Using drift correction to keep aggregate device audio in sync

On MacOS, aggregate devices provide a way to merge multiple distinct audio devices into one single virtual device. Users often include Loopback virtual devices within an aggregate device. When doing so, special care must be taken, to avoid issues with audio sync.

The problem of out of sync audio

While aggregates appear on the system as a single device, their audio is of course provided by each of the distinct audio devices contained within. Audio devices rarely operate at exactly the sample rate they claim (e.g. 44099 Hz vs. 44100 Hz), which means that every audio device within an aggregate will produce or consume audio at a slightly varying sample rate. Over time, these miniscule sample rate differences can build up, and can cause audio to get out of sync.

Fortunately, this limitation of aggregate devices can be worked around.

Clock sources and drift correction

One device within an aggregate device serves as the “clock source”, and its sample rate is what will be used for the overall sample rate of the aggregate.

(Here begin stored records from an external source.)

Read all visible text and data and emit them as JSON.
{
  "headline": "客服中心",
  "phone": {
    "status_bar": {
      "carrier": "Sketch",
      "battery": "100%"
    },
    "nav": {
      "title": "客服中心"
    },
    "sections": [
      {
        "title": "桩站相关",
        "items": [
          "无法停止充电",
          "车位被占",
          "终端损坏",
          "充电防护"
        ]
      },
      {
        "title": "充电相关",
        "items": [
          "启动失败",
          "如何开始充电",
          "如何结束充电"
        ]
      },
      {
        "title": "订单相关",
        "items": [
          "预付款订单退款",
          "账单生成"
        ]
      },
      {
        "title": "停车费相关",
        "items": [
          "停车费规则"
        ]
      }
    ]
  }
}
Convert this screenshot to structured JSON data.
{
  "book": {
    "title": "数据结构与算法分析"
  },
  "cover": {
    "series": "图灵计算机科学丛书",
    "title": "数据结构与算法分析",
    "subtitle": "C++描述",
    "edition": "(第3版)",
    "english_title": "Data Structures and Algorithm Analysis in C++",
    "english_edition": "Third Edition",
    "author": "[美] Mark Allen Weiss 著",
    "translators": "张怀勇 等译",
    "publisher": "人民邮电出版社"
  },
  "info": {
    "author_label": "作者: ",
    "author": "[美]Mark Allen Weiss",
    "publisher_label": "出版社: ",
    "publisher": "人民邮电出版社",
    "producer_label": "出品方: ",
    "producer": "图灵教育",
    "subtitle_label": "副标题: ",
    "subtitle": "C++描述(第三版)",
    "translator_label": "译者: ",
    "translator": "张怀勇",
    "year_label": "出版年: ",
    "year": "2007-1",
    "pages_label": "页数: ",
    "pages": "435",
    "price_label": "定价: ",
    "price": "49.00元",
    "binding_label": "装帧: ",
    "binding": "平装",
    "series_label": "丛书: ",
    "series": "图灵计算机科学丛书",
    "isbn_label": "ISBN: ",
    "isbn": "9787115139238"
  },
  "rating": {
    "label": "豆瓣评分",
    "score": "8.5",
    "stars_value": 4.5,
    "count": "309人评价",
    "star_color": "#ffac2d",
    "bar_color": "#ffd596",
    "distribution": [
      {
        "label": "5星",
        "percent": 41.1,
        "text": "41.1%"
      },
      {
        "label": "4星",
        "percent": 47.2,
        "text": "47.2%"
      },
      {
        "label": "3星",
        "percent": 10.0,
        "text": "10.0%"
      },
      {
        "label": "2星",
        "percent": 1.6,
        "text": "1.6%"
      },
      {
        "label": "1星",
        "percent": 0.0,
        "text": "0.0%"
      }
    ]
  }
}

The other devices within an aggregate will have slightly varying sample rates, as mentioned above. If these diferences aren't mitigated, audio will eventually go out of sync. Fortunately, there is a solution to avoid this problem.

Within Audio MIDI Setup, the Drift Correction setting can be enabled for the devices contained within an aggregate. This makes their sample rates match that of the clock source audio device.

For best results, drift correction should be enabled for all devices within an aggregate. Audio MIDI Setup smartly enables drift correction for some devices, but it fails to do so for others, including Loopback virtual devices. When including a Loopback virtual device in an aggregate, ensure that its Drift Correction checkbox is enabled, along with all other devices.

By setting up your aggregate device this way, you will ensure audio stays in sync over time.